Why merge: the SFT model preserves more reasoning capacity (commonsense benchmarks regress less than under pure DPO), while the DPO model has slightly better chat-style behaviour. SLERP at t=0.5 recovers both. The LFM2 paper documents the same observation for full-model merging at the 1.2B scale.
Evaluation (lm-evaluation-harness, German tier 1)

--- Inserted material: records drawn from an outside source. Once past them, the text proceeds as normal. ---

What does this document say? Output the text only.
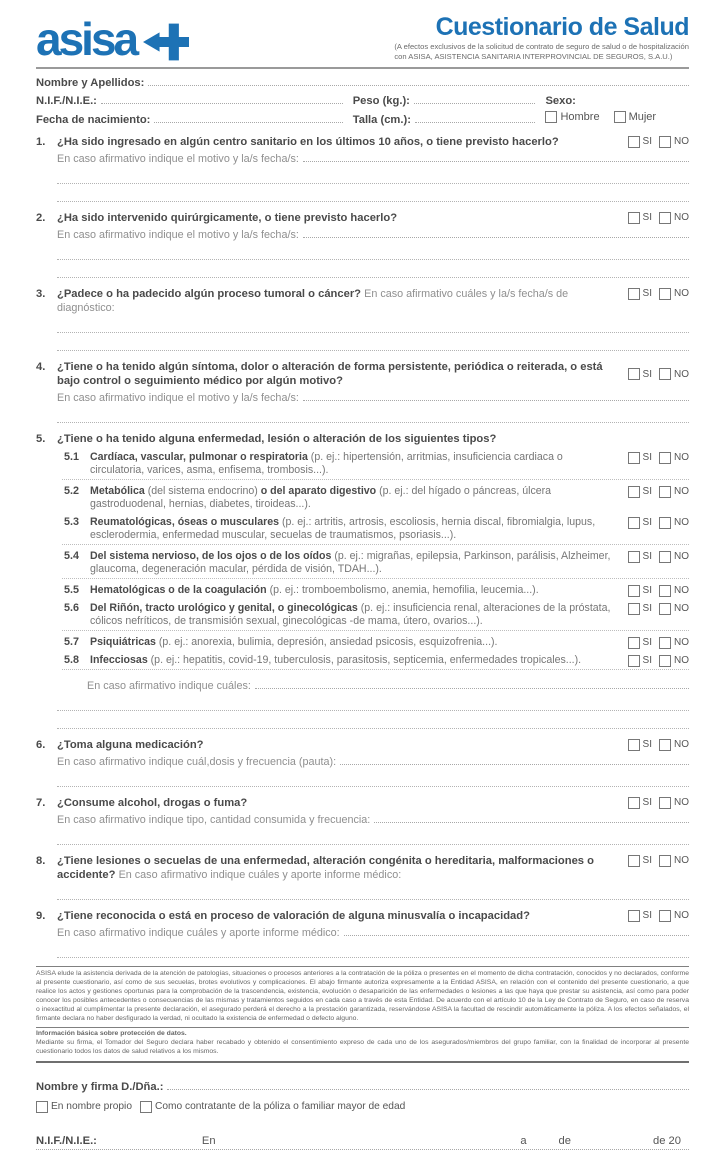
asisa	Cuestionario de Salud
(A efectos exclusivos de la solicitud de contrato de seguro de salud o de hospitalización
con ASISA, ASISTENCIA SANITARIA INTERPROVINCIAL DE SEGUROS, S.A.U.)
Nombre y Apellidos:
N.I.F./N.I.E.:	Peso (kg.):	Sexo:
Fecha de nacimiento:	Talla (cm.):	Hombre	Mujer
1.	¿Ha sido ingresado en algún centro sanitario en los últimos 10 años, o tiene previsto hacerlo?	SI NO
En caso afirmativo indique el motivo y la/s fecha/s:
2.	¿Ha sido intervenido quirúrgicamente, o tiene previsto hacerlo?	SI NO
En caso afirmativo indique el motivo y la/s fecha/s:
3.	¿Padece o ha padecido algún proceso tumoral o cáncer? En caso afirmativo cuáles y la/s fecha/s de diagnóstico:
SI NO
4.	¿Tiene o ha tenido algún síntoma, dolor o alteración de forma persistente, periódica o reiterada, o está bajo control o seguimiento médico por algún motivo?
SI NO
En caso afirmativo indique el motivo y la/s fecha/s:
5.	¿Tiene o ha tenido alguna enfermedad, lesión o alteración de los siguientes tipos?
5.1	Cardíaca, vascular, pulmonar o respiratoria (p. ej.: hipertensión, arritmias, insuficiencia cardiaca o circulatoria, varices, asma, enfisema, trombosis...).
SI NO
5.2	Metabólica (del sistema endocrino) o del aparato digestivo (p. ej.: del hígado o páncreas, úlcera gastroduodenal, hernias, diabetes, tiroideas...).
SI NO
5.3	Reumatológicas, óseas o musculares (p. ej.: artritis, artrosis, escoliosis, hernia discal, fibromialgia, lupus, esclerodermia, enfermedad muscular, secuelas de traumatismos, psoriasis...).
SI NO
5.4	Del sistema nervioso, de los ojos o de los oídos (p. ej.: migrañas, epilepsia, Parkinson, parálisis, Alzheimer, glaucoma, degeneración macular, pérdida de visión, TDAH...).
SI NO
5.5	Hematológicas o de la coagulación (p. ej.: tromboembolismo, anemia, hemofilia, leucemia...).	SI NO
5.6	Del Riñón, tracto urológico y genital, o ginecológicas (p. ej.: insuficiencia renal, alteraciones de la próstata, cólicos nefríticos, de transmisión sexual, ginecológicas -de mama, útero, ovarios...).
SI NO
5.7	Psiquiátricas (p. ej.: anorexia, bulimia, depresión, ansiedad psicosis, esquizofrenia...).	SI NO
5.8	Infecciosas (p. ej.: hepatitis, covid-19, tuberculosis, parasitosis, septicemia, enfermedades tropicales...).	SI NO
En caso afirmativo indique cuáles:
6.	¿Toma alguna medicación?	SI NO
En caso afirmativo indique cuál,dosis y frecuencia (pauta):
7.	¿Consume alcohol, drogas o fuma?	SI NO
En caso afirmativo indique tipo, cantidad consumida y frecuencia:
8.	¿Tiene lesiones o secuelas de una enfermedad, alteración congénita o hereditaria, malformaciones o accidente? En caso afirmativo indique cuáles y aporte informe médico:
SI NO
9.	¿Tiene reconocida o está en proceso de valoración de alguna minusvalía o incapacidad?	SI NO
En caso afirmativo indique cuáles y aporte informe médico:

ASISA elude la asistencia derivada de la atención de patologías, situaciones o procesos anteriores a la contratación de la póliza o presentes en el momento de dicha contratación, conocidos y no declarados, conforme al presente cuestionario, así como de sus secuelas, brotes evolutivos y complicaciones. El abajo firmante autoriza expresamente a la Entidad ASISA, en relación con el contenido del presente cuestionario, a que realice los actos y gestiones oportunas para la comprobación de la trascendencia, existencia, evolución o desaparición de las enfermedades o lesiones a las que haya que prestar su asistencia, así como para poder conocer los posibles antecedentes o consecuencias de las mismas y tratamientos seguidos en cada caso a través de esta Entidad. De acuerdo con el artículo 10 de la Ley de Contrato de Seguro, en caso de reserva o inexactitud al cumplimentar la presente declaración, el asegurado perderá el derecho a la prestación garantizada, reservándose ASISA la facultad de rescindir automáticamente la póliza. A los efectos señalados, el firmante declara no haber desfigurado la verdad, ni ocultado la existencia de enfermedad o defecto alguno.

Información básica sobre protección de datos.

Mediante su firma, el Tomador del Seguro declara haber recabado y obtenido el consentimiento expreso de cada uno de los asegurados/miembros del grupo familiar, con la finalidad de incorporar al presente cuestionario todos los datos de salud relativos a los mismos.

Nombre y firma D./Dña.:
En nombre propio Como contratante de la póliza o familiar mayor de edad
N.I.F./N.I.E.:	En	a	de	de 20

Table with columns: Task, base (no FT), SFT, DPO (pre-merge), this (merge)| Task | base (no FT) | SFT | DPO (pre-merge) | this (merge) |
|---|
| arc_de (25-shot) | 0.3618 | 0.3319 | 0.3285 | 0.3353 |
| hellaswag_de (10-shot) | 0.5037 | 0.4655 | 0.4667 | 0.4651 |
| m_mmlu_de (5-shot) | 0.2560 | 0.2488 | 0.2503 | 0.2488 |
The merge is the highest-mean working variant in the SFT/DPO/merge family — +0.25 pp over pure SFT, +0.11 pp over pure DPO. Largest individual gains: arc_de recovers +0.34 pp from the DPO regression, belebele_deu_Latn adds +0.89 pp over SFT. Per-task deltas are within stderr (~±1.5 pp), but the direction is consistent across tasks and the result reproduces the LFM2 paper's claim that same-model merging recovers task-specific knowledge that preference tuning erodes.
No public 1B-class German chat model published Q4 2025 – Q1 2026 has been found to meaningfully exceed the Boldt/Boldt-DC-1B base on these tier-1 averages without teacher-model distillation. This release does not close that gap, but it is the highest tier-1 mean among models in this family that also generate coherent German.
Mergekit config
slices:
- sources:
- model: mayflowergmbh/boldt-dc-1b-german-it-16k
layer_range: [0, 16]
- model: <DPO-tuned checkpoint of the SFT>
layer_range: [0, 16]
merge_method: slerp
base_model: mayflowergmbh/boldt-dc-1b-german-it-16k
parameters:
t: 0.5
dtype: bfloat16
tokenizer_source: union
Known limitations
Inherits all of the SFT base's limits — math arithmetic is unreliable (1.25 B ceiling), factual recall has typical small-model errors, no tool-use / function-calling training, long-context use beyond ~8 K is untested.
License
Apache-2.0 (inherits from the base model).